桐朋女子中学校 (東京都調布市) 学校探検
こころの健康・からだの健康

 現在、学校法人桐朋学園は、本校の属する女子部門,国立市にある男子部門,また後年発足した音楽部門の三部門から成り、それぞれ協力しあいながらも独自の教育展開を行っている。
―御校の沿革について教えて下さい。

昭和15年に山下汽船の山下亀三郎氏の寄付により軍人軍属子弟子女の教育を目指して山水育英会が設立され、仙川に山水高等女子校、国立に山水中学校の設置が認可されたのが始まりです。戦後、東京教育大学(当時の東京文理科大学・東京師範学校)と深い関係をもつ学校として、桐朋女子中学校・高等学校がスタートするのですが、当時の東京文理科大学学長である務台理作先生が理事長・校長を兼任しました。東京高等師範学校の校章が“桐”であったところから“桐”の“朋だち“で”桐朋“と名付けられました。

―教育方針について教えて下さい。

一言で言いますと「こころの健康・からだの健康」をモットーに個性を伸ばし、「人間教育」を目標にしています。

敷地面積30856uの桐朋学園女子部門。ひろびろとした土のグラウンドは都心部の学校には無い一つの贅沢。運動部はハンドボール、ソフトボール、バレー、バスケなどの球技や新体操・剣道・水泳部など13の種類の部活動がある。ほとんどが中高合同の練習だが、ソフト・バレー・バスケの3部は中高別々に活動している。

―ある方がブログで「桐朋女子は日本でも屈指の個性豊かな学校」と言っていたのですが、先生方はどのようにご覧になっていますか。
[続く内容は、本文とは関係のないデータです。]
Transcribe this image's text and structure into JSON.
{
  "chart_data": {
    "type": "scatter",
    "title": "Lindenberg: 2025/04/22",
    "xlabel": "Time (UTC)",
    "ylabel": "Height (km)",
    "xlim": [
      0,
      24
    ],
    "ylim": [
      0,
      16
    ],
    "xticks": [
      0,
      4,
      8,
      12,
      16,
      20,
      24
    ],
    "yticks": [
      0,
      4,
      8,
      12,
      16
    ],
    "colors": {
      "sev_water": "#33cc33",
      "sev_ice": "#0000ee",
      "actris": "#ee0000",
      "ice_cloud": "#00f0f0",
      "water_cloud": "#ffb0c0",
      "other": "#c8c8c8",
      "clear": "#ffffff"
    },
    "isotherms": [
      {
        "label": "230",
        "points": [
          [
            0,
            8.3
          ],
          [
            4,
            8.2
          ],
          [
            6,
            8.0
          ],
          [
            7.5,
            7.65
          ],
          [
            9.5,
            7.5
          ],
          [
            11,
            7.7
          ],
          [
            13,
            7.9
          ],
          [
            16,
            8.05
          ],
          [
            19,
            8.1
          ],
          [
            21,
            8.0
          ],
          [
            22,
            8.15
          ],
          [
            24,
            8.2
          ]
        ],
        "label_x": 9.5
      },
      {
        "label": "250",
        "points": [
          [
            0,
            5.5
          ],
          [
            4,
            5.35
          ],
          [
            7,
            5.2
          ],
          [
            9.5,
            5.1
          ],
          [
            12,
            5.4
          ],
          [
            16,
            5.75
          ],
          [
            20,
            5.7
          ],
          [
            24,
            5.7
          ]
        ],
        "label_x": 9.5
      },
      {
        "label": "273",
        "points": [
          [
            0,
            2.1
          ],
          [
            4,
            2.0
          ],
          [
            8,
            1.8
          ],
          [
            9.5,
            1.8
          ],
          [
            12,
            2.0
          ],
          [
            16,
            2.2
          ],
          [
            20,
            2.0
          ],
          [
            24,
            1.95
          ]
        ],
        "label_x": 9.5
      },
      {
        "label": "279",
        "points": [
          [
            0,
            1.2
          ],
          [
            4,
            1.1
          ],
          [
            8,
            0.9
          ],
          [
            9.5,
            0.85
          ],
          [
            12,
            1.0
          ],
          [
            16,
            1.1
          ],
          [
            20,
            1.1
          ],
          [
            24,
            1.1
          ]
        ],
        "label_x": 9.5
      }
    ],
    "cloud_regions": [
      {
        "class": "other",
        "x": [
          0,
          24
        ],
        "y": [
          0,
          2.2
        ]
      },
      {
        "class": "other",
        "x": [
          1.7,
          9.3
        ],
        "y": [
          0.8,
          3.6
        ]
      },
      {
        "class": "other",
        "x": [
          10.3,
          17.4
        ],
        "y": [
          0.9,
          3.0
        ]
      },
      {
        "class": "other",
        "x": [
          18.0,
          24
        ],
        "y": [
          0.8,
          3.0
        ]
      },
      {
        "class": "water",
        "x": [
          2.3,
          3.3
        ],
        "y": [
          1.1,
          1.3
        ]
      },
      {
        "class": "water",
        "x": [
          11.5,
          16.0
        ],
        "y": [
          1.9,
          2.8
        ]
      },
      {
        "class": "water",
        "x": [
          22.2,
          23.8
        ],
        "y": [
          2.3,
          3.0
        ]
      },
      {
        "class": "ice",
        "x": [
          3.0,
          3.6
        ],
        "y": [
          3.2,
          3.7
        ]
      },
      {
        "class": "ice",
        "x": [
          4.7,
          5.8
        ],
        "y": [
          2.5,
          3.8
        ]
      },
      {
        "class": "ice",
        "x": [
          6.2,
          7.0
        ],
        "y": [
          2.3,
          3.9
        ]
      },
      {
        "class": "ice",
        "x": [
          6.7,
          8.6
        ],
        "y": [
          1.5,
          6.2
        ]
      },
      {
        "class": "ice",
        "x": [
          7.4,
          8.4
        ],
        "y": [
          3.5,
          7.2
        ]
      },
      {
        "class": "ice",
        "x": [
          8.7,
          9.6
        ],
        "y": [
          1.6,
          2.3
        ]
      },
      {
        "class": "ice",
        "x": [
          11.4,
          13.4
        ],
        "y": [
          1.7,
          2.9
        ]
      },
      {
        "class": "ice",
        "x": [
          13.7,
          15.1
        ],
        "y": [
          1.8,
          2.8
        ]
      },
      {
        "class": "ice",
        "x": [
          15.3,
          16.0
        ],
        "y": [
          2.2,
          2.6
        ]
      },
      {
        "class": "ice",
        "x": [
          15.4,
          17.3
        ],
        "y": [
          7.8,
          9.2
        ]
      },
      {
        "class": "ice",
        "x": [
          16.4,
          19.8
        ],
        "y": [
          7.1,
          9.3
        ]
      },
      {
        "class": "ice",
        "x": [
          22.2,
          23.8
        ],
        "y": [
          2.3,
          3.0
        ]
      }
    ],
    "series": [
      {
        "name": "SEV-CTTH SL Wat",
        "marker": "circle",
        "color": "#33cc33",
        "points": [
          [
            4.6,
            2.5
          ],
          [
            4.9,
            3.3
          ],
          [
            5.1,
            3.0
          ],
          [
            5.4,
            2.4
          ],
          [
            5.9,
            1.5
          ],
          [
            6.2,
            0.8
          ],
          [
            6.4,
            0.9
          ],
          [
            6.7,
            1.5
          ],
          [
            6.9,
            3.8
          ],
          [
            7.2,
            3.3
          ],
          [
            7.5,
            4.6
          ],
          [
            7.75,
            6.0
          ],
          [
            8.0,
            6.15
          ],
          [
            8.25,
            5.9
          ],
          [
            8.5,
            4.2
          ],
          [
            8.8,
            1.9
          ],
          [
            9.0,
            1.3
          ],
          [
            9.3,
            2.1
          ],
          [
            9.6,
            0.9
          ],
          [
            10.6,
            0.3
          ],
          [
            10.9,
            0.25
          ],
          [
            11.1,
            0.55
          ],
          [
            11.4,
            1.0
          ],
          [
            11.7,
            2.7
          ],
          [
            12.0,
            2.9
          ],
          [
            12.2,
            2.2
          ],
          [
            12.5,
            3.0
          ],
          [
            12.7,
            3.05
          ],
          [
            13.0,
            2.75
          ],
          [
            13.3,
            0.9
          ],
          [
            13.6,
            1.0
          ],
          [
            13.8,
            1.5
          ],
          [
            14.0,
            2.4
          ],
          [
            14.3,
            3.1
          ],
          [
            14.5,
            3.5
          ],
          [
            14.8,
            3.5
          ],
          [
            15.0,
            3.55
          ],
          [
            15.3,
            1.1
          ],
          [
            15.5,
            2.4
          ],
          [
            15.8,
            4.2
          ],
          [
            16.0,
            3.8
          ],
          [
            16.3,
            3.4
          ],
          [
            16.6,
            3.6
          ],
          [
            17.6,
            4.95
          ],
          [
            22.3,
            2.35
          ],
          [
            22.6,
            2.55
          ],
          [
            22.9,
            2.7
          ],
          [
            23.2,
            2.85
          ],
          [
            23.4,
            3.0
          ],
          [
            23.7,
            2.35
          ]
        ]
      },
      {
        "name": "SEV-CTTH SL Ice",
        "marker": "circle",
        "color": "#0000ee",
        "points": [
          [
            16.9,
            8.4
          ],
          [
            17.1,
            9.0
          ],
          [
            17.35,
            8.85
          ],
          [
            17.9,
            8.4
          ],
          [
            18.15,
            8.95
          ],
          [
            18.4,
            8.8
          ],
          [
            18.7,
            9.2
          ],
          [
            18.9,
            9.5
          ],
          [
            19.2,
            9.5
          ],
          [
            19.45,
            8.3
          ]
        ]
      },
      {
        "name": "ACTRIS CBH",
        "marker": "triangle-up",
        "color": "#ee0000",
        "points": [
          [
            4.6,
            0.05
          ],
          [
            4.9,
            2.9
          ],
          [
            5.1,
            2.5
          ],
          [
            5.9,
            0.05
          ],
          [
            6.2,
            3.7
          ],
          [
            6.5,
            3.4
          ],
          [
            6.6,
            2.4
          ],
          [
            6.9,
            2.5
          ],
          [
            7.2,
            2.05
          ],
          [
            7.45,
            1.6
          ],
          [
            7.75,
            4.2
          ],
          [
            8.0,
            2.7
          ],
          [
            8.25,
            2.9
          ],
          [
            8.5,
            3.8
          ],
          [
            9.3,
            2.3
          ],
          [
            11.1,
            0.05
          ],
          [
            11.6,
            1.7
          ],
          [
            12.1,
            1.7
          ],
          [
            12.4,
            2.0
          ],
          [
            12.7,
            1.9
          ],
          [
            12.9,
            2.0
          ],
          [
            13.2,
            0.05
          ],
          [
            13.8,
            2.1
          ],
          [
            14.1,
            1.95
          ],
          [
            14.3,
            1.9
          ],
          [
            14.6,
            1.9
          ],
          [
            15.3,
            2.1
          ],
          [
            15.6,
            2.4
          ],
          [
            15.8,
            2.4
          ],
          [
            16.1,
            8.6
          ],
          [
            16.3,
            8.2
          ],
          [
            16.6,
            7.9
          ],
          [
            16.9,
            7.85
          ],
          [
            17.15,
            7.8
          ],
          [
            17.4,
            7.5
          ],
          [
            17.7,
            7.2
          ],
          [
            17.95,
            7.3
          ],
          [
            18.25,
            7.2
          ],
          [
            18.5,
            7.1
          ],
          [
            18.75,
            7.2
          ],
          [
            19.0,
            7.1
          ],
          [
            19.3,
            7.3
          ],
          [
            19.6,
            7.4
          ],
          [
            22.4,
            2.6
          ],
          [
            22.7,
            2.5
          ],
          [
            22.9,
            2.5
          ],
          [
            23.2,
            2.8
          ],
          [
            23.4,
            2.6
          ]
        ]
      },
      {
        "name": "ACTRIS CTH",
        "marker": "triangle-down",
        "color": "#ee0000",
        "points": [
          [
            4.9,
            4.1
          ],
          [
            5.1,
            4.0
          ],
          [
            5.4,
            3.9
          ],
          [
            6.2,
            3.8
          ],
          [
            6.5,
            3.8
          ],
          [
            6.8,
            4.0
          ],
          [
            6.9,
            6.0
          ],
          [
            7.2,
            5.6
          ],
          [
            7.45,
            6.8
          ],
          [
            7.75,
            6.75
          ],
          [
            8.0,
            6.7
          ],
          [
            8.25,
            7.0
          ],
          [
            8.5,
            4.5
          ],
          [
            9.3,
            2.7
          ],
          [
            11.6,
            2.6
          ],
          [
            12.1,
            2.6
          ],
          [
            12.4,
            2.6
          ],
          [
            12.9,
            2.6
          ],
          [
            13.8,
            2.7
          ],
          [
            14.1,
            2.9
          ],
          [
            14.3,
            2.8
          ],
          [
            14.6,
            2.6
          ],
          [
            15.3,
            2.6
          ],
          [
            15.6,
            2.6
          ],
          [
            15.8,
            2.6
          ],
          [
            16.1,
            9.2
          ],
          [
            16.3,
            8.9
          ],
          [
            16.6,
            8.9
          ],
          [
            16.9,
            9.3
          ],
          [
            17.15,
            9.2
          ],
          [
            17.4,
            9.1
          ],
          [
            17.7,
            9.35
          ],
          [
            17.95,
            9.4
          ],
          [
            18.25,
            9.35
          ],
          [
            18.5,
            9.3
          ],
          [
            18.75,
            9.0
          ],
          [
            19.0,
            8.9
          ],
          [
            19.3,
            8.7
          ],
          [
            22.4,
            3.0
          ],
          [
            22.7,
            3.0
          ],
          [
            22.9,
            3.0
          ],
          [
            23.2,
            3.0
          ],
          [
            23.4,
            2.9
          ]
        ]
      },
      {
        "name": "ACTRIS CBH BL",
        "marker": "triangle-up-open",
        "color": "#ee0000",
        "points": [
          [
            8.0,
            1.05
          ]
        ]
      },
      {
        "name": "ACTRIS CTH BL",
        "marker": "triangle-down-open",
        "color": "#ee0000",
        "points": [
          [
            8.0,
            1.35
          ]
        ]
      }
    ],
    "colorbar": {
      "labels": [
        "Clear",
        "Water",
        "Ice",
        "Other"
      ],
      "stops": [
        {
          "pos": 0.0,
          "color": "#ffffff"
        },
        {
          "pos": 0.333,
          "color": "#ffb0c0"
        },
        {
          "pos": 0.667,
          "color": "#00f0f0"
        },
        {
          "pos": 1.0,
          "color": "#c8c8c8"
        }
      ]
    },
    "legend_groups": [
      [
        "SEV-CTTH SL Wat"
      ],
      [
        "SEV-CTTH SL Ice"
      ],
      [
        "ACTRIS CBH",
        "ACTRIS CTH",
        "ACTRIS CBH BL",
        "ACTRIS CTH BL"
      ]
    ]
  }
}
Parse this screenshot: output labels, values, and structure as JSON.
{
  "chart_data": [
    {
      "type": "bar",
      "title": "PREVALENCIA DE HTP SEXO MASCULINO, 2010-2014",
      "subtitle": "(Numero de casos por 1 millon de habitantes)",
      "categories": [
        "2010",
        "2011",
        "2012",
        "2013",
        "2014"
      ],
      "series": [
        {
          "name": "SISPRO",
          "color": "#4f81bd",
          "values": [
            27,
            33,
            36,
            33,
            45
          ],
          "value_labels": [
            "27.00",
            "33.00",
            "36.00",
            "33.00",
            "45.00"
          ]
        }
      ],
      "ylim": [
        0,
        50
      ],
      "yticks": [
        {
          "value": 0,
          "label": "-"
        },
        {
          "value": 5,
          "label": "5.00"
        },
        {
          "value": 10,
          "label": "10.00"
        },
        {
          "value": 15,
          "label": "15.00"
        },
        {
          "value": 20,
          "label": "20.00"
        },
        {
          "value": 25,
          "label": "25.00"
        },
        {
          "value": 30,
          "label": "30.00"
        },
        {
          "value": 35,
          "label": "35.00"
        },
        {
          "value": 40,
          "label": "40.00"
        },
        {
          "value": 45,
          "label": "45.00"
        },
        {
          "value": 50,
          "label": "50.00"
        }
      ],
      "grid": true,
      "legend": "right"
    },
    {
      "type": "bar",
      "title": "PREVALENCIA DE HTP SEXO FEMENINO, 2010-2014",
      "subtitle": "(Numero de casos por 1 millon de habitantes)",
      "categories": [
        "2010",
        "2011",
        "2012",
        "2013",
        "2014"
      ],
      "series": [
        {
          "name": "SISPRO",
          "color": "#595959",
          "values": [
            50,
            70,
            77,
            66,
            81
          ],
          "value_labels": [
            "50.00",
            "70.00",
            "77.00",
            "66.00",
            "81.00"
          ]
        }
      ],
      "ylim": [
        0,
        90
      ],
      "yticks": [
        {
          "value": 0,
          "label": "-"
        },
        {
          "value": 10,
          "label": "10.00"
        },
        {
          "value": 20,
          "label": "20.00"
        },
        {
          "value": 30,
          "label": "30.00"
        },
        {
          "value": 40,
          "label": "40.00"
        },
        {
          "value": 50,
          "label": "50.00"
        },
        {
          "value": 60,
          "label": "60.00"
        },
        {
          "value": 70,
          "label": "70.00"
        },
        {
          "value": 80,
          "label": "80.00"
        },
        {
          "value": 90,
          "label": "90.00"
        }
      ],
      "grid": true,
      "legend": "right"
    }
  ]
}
確かに個性的な生徒が育つと思います。生徒たちは6年間かけて意識的にも無意識的にも“自分”を持った生徒に育ってくれていると思います。生徒たちが個性的ならば教える側も個性的な教師がそろっているので、生徒たちには、担任や学年担当者でなくとも自分のことを何でも知ってくれている先生、何でも相談できる先生を見つけなさいとよく話します。
「心の健康 からだの健康」をモットーとして掲げる。写真は体育祭の様子。体育祭は桐朋女子の年間行事の中でも一大イベント。中学1年から高校3年まで、学年対抗で学年の名誉をかけて熱戦を繰り広げる。2008年は5月21日に行われた。

―古くから帰国生を受け入れていらっしゃいますね。

昭和34年がスタートです。帰国生も特別扱いはせず、他の生徒と同じクラスに入れ、クラスの中にとけ込めるように配慮しています。海外で暮らした帰国生が他の生徒に及ぼす影響は計り知れないものがあります。一方帰国生にとっても、それがことさらに自分を帰国生と意識する必要もなく、それまで培った力を自然に伸ばして行ける環境だと思います。

―教育内容に関して、中高6年間をブロック制にしているとうかがっています。

はい、中学1,2年をAブロック、中学3年と高校1年をBブロック、高校2,3年をCブロックと呼んでいるのですが、そもそもは中学と高校の落差を埋めたいということでスタートしました。Aブロックでは生活目標を「楽しく学校生活を送ること」、教科目標を「基礎・基本を十分に身につける」というところにおいています。Bブロックでは「自分自身の将来を見つめる」ということも目標の一つです。高校1年の終わり頃には高2高3の時間割作りをしなければなりません。どんな時間割を作るかは自分の生き方を決めるということですから、成長して行く自分自身と正面から向きあうことなのです。Cブロックでは大幅な自由選択制が取り入れられていますから、一人ひとりの時間割に沿って授業を受け、悩んだり迷ったりしながらも自分の決めた目標に向かって進んでいきます。